Solar panels overhead parking lots, like the one at the Paris Disney land. (Image Credit: Jay Black/Unsplash)
Is this the answer? It seems plausible.
In 2020, France became the only European country failing to reach its renewable energy development obligations. Recently, the French Senate passed a bill for mandatory solar panels on parking lots with at least 80 spaces. Beginning in July 2023, parking lots containing 80 to 400 spaces must be compliant with this requirement within five years. Lots exceeding 400 spaces must reach that goal within three years from July 2023. Minimally half the area of a parking lot needs to have solar panel installations. According to the government, this plan could result in generating 11GW of power.
However, some exceptions may apply. For example, outdoor parking lots with “technical, safety, architectural, heritage, and environmental constraints” may not need solar panels. Parking lots, especially those for trucks, with trees shading at least half the area could also be exempt. Solar panel installations that cannot meet economically acceptable conditions could be exempt as well.
Additionally, the French government hopes to install large-scale solar farms on lands beside agricultural regions, highways, and railroad tracks. By 2030, SNCF expects to install over a million square meters of solar panels, helping to reduce energy purchases. It’s still not known how much funds the government plans to provide or how much operators are expected to pay for the solar panels. On the plus side, these installations can shelter cars from the sun and serve as an environmentally-friendly solution for renewable energy.
Parking lots with solar panels aren’t deployed that often just yet.
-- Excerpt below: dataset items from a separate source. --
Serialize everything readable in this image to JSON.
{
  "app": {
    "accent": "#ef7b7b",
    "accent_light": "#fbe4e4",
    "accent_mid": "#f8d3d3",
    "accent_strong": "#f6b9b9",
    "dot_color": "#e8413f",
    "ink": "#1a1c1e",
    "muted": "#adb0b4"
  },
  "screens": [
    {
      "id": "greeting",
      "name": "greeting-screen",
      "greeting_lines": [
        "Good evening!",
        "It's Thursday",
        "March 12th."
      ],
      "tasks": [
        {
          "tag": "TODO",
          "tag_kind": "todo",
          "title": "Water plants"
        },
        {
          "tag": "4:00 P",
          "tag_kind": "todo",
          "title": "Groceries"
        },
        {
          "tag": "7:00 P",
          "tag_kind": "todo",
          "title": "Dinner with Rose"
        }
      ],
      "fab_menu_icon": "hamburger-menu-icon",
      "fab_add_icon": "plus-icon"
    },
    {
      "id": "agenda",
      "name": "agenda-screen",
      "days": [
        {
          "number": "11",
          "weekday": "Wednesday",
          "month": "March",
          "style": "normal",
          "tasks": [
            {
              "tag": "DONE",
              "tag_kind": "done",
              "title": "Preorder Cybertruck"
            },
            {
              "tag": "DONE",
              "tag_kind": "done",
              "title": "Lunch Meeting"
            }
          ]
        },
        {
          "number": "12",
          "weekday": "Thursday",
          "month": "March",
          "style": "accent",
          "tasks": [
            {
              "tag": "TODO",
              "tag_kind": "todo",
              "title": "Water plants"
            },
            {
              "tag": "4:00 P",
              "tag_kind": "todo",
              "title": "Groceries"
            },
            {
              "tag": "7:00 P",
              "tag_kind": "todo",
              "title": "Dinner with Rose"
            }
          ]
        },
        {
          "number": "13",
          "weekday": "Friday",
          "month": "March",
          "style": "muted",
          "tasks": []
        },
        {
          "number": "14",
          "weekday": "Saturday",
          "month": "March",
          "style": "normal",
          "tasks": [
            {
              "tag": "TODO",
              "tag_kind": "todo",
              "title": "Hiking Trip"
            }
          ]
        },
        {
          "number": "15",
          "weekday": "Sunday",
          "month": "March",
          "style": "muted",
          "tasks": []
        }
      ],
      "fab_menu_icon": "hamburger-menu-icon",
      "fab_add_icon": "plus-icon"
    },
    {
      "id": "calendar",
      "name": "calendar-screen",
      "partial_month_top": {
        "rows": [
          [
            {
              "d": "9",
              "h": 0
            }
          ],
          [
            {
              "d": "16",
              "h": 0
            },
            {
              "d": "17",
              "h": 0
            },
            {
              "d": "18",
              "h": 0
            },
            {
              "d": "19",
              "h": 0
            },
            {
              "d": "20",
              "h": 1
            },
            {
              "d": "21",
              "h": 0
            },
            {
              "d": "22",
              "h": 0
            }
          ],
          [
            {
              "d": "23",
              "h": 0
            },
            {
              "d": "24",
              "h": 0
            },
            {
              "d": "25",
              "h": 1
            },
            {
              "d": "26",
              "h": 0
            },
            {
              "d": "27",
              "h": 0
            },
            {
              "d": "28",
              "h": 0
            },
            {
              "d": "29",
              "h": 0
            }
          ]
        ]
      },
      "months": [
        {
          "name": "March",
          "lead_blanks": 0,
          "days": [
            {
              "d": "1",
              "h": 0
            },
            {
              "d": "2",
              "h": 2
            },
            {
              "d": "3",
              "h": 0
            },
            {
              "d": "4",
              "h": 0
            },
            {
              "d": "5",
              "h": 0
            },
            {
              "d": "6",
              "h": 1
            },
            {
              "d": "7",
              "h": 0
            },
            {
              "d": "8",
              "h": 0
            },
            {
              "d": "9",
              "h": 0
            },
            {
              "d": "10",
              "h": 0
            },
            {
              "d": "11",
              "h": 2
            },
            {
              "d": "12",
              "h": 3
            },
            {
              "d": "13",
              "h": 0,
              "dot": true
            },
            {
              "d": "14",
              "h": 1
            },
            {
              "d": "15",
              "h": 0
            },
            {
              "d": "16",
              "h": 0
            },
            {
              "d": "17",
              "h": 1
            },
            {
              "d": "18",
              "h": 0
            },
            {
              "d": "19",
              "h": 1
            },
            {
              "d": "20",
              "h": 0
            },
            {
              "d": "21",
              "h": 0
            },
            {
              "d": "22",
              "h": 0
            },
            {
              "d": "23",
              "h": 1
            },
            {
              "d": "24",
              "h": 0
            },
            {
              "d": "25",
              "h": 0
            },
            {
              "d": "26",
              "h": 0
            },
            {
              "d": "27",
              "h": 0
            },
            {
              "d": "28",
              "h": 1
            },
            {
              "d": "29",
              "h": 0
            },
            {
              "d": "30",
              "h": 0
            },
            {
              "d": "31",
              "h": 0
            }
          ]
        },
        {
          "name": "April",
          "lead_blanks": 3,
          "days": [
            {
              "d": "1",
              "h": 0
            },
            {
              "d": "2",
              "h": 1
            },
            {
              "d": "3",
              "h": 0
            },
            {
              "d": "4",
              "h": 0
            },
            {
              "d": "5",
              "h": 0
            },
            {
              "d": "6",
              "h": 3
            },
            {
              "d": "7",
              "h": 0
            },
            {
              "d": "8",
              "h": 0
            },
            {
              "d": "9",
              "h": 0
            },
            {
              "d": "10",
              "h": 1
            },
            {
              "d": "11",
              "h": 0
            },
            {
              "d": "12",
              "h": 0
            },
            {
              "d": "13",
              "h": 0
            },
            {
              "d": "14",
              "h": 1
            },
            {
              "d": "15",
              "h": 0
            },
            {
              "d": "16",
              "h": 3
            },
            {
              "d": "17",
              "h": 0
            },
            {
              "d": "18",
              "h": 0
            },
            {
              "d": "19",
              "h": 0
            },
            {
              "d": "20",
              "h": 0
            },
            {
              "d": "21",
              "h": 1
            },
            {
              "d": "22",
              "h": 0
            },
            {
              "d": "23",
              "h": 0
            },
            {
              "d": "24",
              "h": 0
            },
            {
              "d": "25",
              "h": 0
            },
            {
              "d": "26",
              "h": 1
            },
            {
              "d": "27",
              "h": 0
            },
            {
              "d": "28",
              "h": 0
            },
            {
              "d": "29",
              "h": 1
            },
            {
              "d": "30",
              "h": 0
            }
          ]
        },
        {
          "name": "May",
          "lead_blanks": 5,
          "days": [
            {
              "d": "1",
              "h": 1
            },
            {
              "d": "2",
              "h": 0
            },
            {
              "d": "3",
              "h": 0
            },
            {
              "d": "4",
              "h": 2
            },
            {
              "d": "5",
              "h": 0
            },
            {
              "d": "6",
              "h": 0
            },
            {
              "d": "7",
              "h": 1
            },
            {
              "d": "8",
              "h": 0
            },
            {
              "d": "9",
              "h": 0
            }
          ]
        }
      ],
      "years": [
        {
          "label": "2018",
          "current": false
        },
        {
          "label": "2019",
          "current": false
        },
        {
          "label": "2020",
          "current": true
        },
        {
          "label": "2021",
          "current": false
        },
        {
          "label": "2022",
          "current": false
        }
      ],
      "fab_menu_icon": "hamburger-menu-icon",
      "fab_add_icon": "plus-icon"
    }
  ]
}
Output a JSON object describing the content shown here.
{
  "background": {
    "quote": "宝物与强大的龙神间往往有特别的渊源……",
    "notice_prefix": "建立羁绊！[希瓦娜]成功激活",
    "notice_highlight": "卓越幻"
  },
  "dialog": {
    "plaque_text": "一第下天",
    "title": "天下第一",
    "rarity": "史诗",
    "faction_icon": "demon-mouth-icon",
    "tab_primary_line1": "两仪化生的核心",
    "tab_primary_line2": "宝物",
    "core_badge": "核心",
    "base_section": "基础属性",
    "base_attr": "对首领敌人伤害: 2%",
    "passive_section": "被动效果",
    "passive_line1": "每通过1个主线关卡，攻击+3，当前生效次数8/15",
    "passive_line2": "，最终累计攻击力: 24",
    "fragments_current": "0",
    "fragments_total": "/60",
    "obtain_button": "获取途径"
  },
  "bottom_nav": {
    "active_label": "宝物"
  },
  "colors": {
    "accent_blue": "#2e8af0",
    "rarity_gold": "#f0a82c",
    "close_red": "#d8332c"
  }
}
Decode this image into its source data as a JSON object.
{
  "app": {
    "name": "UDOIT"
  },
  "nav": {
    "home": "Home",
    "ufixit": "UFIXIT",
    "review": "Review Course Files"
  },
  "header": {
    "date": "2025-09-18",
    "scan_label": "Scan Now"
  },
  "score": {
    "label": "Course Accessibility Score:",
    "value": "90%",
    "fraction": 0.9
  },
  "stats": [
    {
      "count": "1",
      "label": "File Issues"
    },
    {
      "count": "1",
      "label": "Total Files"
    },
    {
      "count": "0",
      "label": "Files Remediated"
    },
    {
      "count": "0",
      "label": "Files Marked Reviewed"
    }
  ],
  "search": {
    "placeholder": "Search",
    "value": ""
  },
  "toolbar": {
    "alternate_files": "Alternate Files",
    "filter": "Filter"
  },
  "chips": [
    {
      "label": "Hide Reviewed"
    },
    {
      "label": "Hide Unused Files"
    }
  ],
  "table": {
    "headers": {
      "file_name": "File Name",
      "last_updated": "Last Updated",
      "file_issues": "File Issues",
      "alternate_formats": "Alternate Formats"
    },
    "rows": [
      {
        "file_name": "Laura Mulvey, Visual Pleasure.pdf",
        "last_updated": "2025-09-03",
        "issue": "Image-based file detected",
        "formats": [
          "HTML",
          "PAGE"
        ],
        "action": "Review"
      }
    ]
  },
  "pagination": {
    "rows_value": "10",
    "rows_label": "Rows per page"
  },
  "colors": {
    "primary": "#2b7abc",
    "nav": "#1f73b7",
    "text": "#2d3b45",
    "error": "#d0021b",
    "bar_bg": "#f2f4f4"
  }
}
The Belgium Zoo parking lot has the most so far, with 62,000 overhead solar panels covering 70% of its 7,000 parking lots. These generate 20mW of peak electricity, more than the zoo requires. Also, Disney Paris is constructing a 17mW solar parking space that’s 50% complete.
Emmanuel Macron set a goal to boost solar energy generation tenfold to over 100GW and develop fifty offshore wind farms, providing an additional 40GW. Today, France relies on renewables to produce 25% of its electricity. Nuclear power plant repair delays led state electricity company EDF to decrease estimated output, worsening energy supply issues.